The highs were not as much to blame as the lows. The high temperatures were above normal, but not exceptionally so. However, the low temperatures never could be described as such, being not much below the highs. So the day’s average temperature was dragged much higher by those “high-lows”. In fact, the average for each day was about the same as the afternoon high. This seems to be the new normal everywhere. In New Mexico, for example, temperatures in both winters and summers keep creeping up and up and up, but the daytime highs are not much above what they were thirty years ago. However, the nighttime lows are tens of degrees warmer. Since this is a desert with very little cloud for insulation, heat used to escape when the sun went down. However, these days, the warmer air moving across the region is also holding more moisture. This might good for rain, but it also traps the heat at night. In fact, in summer the sun’s heat tends to burn off the cloud so that it is only cloudy at night. So while temperatures used to swing between 45°F and 0°F each winter day, now the lows stay near 30°. Worse, in the summer, the daytime highs of 95°F never drop much lower than 80°F at night, making it impossible to cool off… in a place that does not have much in the way of refrigerated air conditioning. (Because it used to be sweater weather every night. Just open the window…)
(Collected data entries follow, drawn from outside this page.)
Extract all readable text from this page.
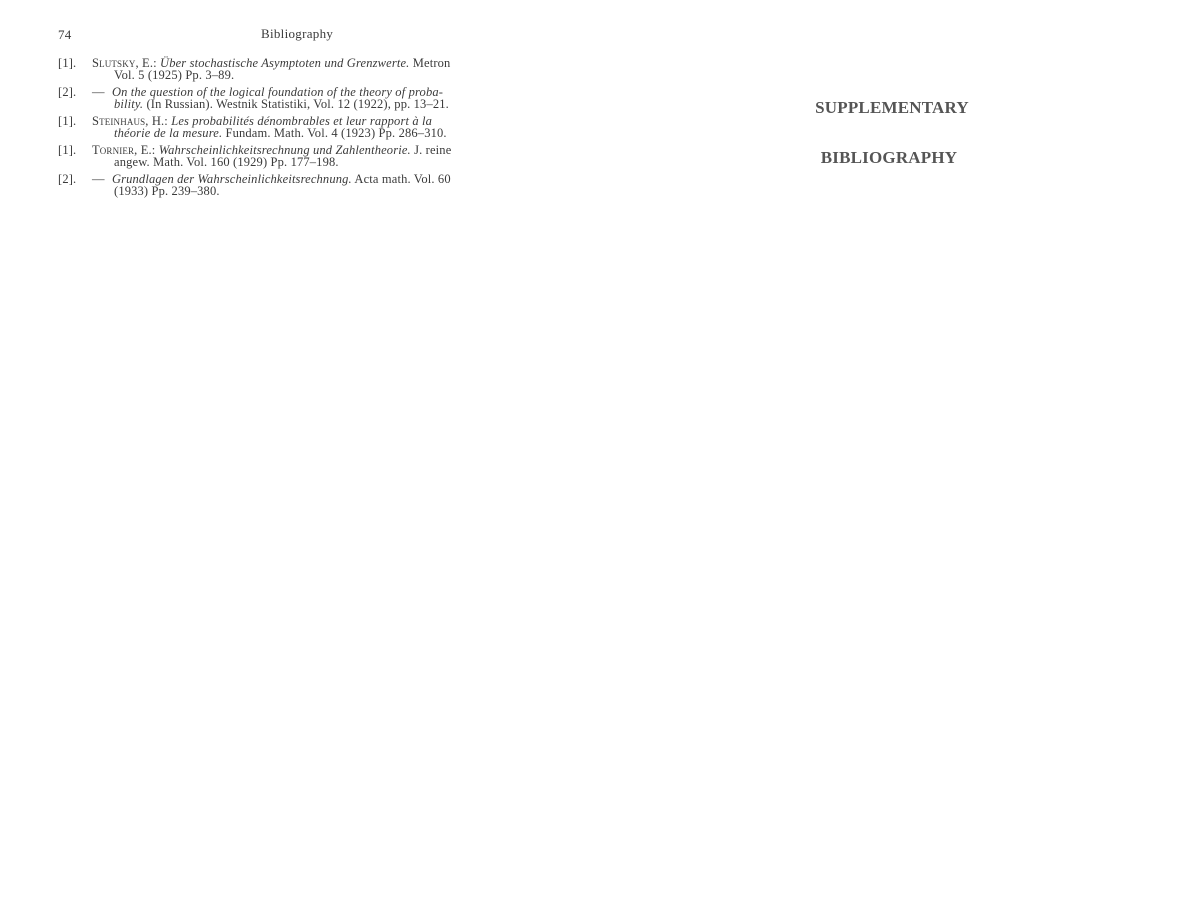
74	Bibliography
[1].	Slutsky, E.: Über stochastische Asymptoten und Grenzwerte. Metron
Vol. 5 (1925) Pp. 3–89.
[2].	— On the question of the logical foundation of the theory of proba-
bility. (In Russian). Westnik Statistiki, Vol. 12 (1922), pp. 13–21.
[1].	Steinhaus, H.: Les probabilités dénombrables et leur rapport à la
théorie de la mesure. Fundam. Math. Vol. 4 (1923) Pp. 286–310.
[1].	Tornier, E.: Wahrscheinlichkeitsrechnung und Zahlentheorie. J. reine
angew. Math. Vol. 160 (1929) Pp. 177–198.
[2].	— Grundlagen der Wahrscheinlichkeitsrechnung. Acta math. Vol. 60
(1933) Pp. 239–380.
SUPPLEMENTARY
BIBLIOGRAPHY
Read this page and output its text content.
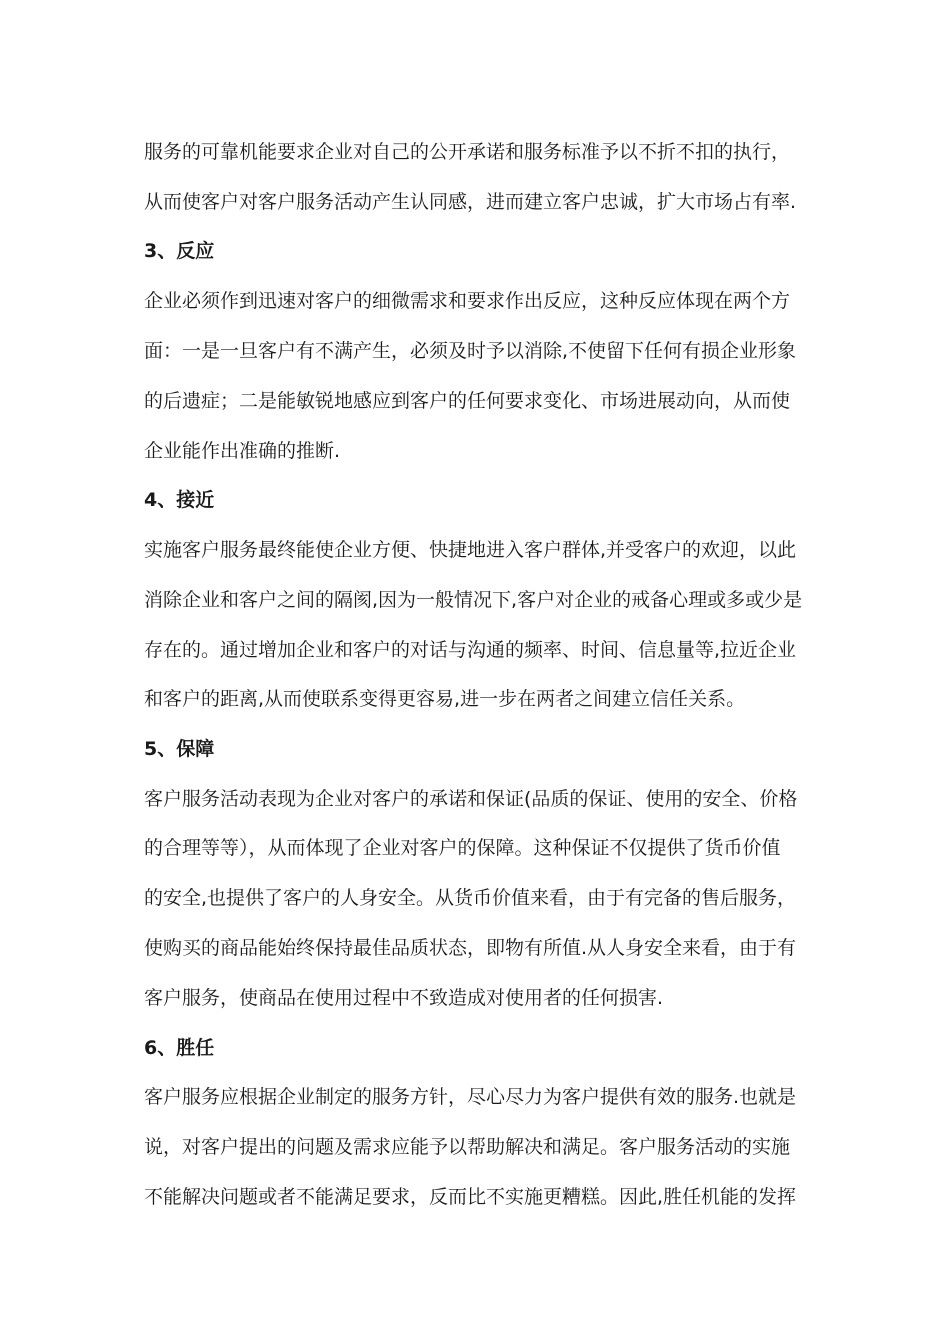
服务的可靠机能要求企业对自己的公开承诺和服务标准予以不折不扣的执行，
从而使客户对客户服务活动产生认同感，进而建立客户忠诚，扩大市场占有率.
3、反应
企业必须作到迅速对客户的细微需求和要求作出反应，这种反应体现在两个方
面：一是一旦客户有不满产生，必须及时予以消除,不使留下任何有损企业形象
的后遗症；二是能敏锐地感应到客户的任何要求变化、市场进展动向，从而使
企业能作出准确的推断.
4、接近
实施客户服务最终能使企业方便、快捷地进入客户群体,并受客户的欢迎，以此
消除企业和客户之间的隔阂,因为一般情况下,客户对企业的戒备心理或多或少是
存在的。通过增加企业和客户的对话与沟通的频率、时间、信息量等,拉近企业
和客户的距离,从而使联系变得更容易,进一步在两者之间建立信任关系。
5、保障
客户服务活动表现为企业对客户的承诺和保证(品质的保证、使用的安全、价格
的合理等等），从而体现了企业对客户的保障。这种保证不仅提供了货币价值
的安全,也提供了客户的人身安全。从货币价值来看，由于有完备的售后服务，
使购买的商品能始终保持最佳品质状态，即物有所值.从人身安全来看，由于有
客户服务，使商品在使用过程中不致造成对使用者的任何损害.
6、胜任
客户服务应根据企业制定的服务方针，尽心尽力为客户提供有效的服务.也就是
说，对客户提出的问题及需求应能予以帮助解决和满足。客户服务活动的实施
不能解决问题或者不能满足要求，反而比不实施更糟糕。因此,胜任机能的发挥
Last winter wasn’t just warm in Vermont, it was dry, with the second-lowest level of precipitation on record and several large wind events desiccating the region as well as knocking over trees and power lines. However, it was not sunny… my weather journal recorded just a couple days in February 2024 without dense cloud cover. These insulating clouds are partly to blame for the high-lows that happened throughout last winter. It takes clear skies to release the day’s heat, even when the days are short. This year, we have had a very strange combination of nearly continuous dry snow and close to normal overnight low temperatures at or below 0°F (sometimes we never get above that). It’s getting that cold because the snow doesn’t seem to need much cloud cover — it’s more like all the moisture in the surface air is freezing — so there isn’t much insulation. In fact, many nights even the snow lifts away and reveals an inky spangled sky. With all the bright planets together, it has been arresting, stopping me in my tracks whenever I go out in the evening. This will continue into the Snow Moon, so perhaps there won’t be as much snow as moon for a nice change. Though it will probably stay cold for some time yet…
Venus is very bright this month. At -4.8 magnitude, it is strong enough to cast shadows. Though you can’t see it, Venus will be in conjunction with Neptune very early in the morning on St Brigid’s day. On the 25th, Mercury and Saturn will be in conjunction. Unfortunately, the actual point of conjunction will not be visible from my part of the world, but the pair will be close together at sunset, low on the western horizon. Mercury, at -1.1 magnitude, will point the way to fainter Saturn. Both will be visible together within the field of binoculars, though Saturn isn’t much to look at right now as its rings are pretty much edge-on to our eyes. It is just a pretty, bright yellowish wandering star this month.